ROCHESTER, Minn. - Equipment to protect healthcare workers is in high demand during the pandemic, but in low supply. Mayo Clinic is looking into ways to make some equipment parts in Rochester.
Mayo Clinic's 3D Anatomic Modeling Laboratory is evaluating ways to 3D print parts for masks, respirators, and ventilators to help healthcare workers and COVID-19 patients. This possibility could help fill the gap in supply and demand for personal protective equipment.
"Up until about 2 months ago, it's just not something we think of. We think as physicians that everything we need to grab off the shelf is always going to be there, but it turns out in this pandemic that's not true," says the lab's Medical Director Dr. Jonathan Morris.
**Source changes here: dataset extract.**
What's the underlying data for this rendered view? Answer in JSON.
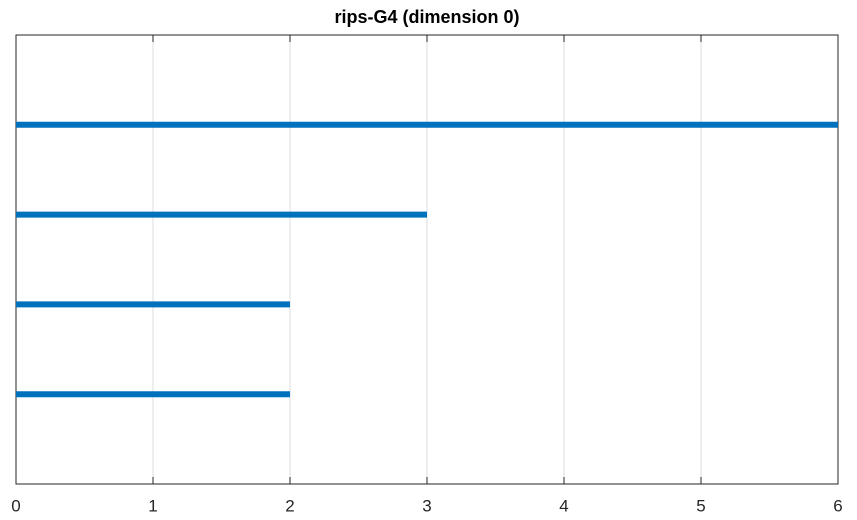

However, the process is not as simple as printing gear and distributing it to hospital staff. Dr. Morris explains there will be a long, rigorous process to test any potential products to make sure they are safe and effective. The last thing the lab wants is to make a mask that doesn't protect a worker, or create a part for a ventilator that fails on a patient.
Mayo Clinic's supply of nasal swabs for Coronavirus is currently right on track. However, Dr. Morris tells KIMT the 3D Anatomic Modeling Laboratory is already looking into ways to 3D print nasal swabs in case supply ever falls below demand. Mayo Clinic wants to stay on top of that demand to prevent what has happened with face masks to happen to other equipment.